BACA: Kesuksesan Kerala, Kegilaan Sepak Bola Hidup Baru untuk Santosh Trophy?

Dia adalah salah satu alasan utama mengapa Kerala pergi jauh-jauh. Tak lama setelah momen terbesar dalam hidupnya, dia mengumumkan pengunduran dirinya dari Santosh Trophy dan mengatakan dia sekarang ingin berkarir sebagai pemain sepak bola profesional.

Tim lain juga membual beberapa pemain bagus yang akan tertarik klub profesional. Penyerang Karnataka Sudheer Kotikela dan duo penyerang Bengal Fardin Ali Molla dan Dilip Oraon juga tampil impresif.

Karena semua pertandingan disiarkan langsung di halaman Facebook Federasi Sepak Bola Seluruh India, manajemen tim dari semua klub I-League dapat melihat para pemain yang menarik beraksi. Beberapa dari mereka juga hadir secara fisik untuk mencari bakat. Dalam hal streaming, lebih dari sembilan lakh orang telah melihat video final, yang dipublikasikan di saluran YouTube AIFF. Tujuh lakh lainnya menonton video yang sama yang diunggah ke saluran lain. Video streaming langsung dari final di halaman Facebook AIFF juga memiliki hampir 28.000 komentar.
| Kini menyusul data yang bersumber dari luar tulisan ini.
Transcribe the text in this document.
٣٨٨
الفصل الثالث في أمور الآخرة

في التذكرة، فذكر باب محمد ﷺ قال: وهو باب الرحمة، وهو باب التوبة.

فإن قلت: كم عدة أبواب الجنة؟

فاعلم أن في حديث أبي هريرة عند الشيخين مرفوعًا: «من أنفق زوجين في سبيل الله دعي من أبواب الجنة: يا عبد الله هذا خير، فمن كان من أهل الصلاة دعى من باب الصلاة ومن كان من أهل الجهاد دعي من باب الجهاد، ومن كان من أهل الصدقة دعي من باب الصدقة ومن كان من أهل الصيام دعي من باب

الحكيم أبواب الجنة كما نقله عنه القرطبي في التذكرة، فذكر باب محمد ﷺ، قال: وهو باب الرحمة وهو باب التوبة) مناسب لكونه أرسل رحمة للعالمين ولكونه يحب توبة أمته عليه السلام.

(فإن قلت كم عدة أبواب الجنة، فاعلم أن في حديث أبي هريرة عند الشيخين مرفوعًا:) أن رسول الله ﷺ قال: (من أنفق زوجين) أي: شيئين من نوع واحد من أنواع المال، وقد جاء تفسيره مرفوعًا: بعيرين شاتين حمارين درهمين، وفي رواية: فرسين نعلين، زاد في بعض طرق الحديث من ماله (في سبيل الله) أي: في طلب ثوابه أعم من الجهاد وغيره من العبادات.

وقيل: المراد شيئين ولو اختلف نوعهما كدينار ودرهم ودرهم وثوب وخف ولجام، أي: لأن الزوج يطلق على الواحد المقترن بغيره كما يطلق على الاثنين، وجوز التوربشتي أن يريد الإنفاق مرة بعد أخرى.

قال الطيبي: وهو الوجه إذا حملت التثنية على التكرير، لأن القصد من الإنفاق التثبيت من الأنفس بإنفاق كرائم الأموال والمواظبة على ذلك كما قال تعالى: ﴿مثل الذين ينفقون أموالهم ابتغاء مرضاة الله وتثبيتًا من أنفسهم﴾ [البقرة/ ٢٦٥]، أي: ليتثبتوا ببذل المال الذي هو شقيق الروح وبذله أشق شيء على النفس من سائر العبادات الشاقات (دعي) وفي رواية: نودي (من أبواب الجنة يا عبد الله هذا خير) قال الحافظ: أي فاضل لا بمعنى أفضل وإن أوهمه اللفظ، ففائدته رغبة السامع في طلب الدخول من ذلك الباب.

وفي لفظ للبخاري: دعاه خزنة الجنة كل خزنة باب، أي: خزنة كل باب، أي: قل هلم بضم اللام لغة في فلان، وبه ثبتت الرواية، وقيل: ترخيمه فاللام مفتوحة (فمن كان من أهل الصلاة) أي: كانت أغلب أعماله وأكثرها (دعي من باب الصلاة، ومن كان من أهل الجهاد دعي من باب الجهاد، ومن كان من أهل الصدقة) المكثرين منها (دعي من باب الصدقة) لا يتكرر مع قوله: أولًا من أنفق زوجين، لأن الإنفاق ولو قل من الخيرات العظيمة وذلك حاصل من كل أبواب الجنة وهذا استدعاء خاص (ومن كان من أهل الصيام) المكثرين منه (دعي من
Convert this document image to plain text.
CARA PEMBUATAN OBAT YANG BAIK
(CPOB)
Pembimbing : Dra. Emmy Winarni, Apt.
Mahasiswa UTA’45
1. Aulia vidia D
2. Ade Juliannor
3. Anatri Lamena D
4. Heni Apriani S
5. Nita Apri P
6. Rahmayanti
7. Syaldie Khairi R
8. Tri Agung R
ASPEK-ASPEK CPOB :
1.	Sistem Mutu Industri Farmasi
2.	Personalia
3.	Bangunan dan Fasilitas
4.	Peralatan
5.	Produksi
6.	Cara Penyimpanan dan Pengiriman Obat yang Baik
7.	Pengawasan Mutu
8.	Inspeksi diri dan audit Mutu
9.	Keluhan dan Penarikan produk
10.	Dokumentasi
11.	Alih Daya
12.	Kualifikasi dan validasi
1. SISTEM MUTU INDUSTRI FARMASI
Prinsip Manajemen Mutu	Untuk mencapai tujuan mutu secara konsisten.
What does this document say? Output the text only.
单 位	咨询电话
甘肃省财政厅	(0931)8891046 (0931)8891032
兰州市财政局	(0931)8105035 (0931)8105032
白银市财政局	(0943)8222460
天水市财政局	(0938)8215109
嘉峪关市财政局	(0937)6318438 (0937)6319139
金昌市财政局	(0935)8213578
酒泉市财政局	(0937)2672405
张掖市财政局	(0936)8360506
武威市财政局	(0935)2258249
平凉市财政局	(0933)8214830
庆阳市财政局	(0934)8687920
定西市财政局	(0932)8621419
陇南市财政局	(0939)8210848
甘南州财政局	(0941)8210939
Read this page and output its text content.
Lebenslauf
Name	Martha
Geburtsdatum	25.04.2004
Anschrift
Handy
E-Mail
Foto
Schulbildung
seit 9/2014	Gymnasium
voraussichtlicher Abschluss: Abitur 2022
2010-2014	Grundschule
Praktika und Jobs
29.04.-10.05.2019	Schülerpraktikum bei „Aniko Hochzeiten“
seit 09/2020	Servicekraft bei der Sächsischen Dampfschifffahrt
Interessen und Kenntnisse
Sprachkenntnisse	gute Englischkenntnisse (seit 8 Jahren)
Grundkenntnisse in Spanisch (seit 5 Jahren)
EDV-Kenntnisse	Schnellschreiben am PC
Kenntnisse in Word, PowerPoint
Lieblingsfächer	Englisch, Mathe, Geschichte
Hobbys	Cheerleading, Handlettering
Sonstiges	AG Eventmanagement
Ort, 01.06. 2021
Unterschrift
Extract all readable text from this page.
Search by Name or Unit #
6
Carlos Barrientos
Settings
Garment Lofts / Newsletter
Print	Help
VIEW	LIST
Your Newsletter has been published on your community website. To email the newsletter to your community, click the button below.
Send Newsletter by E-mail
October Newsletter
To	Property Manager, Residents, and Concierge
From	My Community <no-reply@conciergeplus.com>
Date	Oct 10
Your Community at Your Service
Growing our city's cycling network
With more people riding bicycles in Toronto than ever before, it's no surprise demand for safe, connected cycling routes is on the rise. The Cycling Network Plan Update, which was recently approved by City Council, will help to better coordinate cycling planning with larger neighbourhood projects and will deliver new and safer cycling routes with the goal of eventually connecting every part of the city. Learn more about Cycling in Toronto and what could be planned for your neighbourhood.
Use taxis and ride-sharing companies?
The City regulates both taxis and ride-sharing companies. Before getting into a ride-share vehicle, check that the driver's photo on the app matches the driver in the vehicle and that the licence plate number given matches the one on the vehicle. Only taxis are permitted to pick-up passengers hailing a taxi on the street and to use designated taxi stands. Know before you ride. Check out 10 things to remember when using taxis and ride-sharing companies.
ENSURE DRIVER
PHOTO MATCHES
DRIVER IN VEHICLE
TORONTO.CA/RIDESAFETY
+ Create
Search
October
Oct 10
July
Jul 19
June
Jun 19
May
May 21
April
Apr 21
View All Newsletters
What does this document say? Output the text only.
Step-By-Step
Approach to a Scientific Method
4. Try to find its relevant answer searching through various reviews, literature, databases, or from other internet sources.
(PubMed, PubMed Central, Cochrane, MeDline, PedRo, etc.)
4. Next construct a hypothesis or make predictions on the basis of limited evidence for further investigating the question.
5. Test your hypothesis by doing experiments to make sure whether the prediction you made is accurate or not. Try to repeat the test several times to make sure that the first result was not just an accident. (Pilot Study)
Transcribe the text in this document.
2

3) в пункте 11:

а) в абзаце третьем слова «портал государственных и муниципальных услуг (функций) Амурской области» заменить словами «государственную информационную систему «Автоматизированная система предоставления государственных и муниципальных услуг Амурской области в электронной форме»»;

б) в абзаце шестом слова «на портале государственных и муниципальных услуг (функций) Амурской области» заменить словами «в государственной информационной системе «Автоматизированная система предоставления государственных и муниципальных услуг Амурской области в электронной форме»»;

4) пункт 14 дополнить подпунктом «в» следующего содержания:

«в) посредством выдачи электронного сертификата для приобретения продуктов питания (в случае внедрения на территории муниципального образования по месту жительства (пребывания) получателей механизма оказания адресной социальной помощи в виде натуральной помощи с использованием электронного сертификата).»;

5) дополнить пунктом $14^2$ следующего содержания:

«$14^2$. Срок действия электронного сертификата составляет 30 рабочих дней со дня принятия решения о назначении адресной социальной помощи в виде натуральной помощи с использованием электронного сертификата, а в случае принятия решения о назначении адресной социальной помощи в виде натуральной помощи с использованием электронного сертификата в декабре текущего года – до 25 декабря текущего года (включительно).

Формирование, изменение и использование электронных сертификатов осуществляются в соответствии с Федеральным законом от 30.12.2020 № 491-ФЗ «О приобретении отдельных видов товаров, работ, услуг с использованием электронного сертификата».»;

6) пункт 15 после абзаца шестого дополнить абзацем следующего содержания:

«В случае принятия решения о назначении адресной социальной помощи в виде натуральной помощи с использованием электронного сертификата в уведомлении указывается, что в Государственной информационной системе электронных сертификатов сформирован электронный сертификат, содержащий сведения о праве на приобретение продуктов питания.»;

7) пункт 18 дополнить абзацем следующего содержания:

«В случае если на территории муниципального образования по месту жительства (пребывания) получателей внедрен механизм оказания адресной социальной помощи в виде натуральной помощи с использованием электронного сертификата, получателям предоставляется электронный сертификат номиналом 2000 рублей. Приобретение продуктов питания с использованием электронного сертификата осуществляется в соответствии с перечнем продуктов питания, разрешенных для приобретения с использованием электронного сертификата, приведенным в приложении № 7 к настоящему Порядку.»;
Belum lama ini, acara olahraga sebesar ini menarik begitu banyak perhatian di media sosial.

Surga Ketujuh: Tim Kerala memenangkan Piala Santosh ketujuh dan gelar kandang pertamanya sejak 1993 dengan kemenangan adu penalti melawan Benggala Barat di final. – SAKEER HUSSAIN

Hal ini juga membuktikan bahwa bukan hanya ISL atau liga-liga Eropa saja yang tertarik untuk ditonton oleh para penggemar sepak bola di India. Ingatlah bahwa Piala Santosh tidak disiarkan di saluran TV mana pun. Cara surat kabar regional di Kerala pergi ke kota dengan liputan sangat membantu.

Malappuram telah mengatakan kepada AIFF dengan jelas bahwa masih ada harapan untuk Piala Santosh. Bola sangat banyak dengan asosiasi.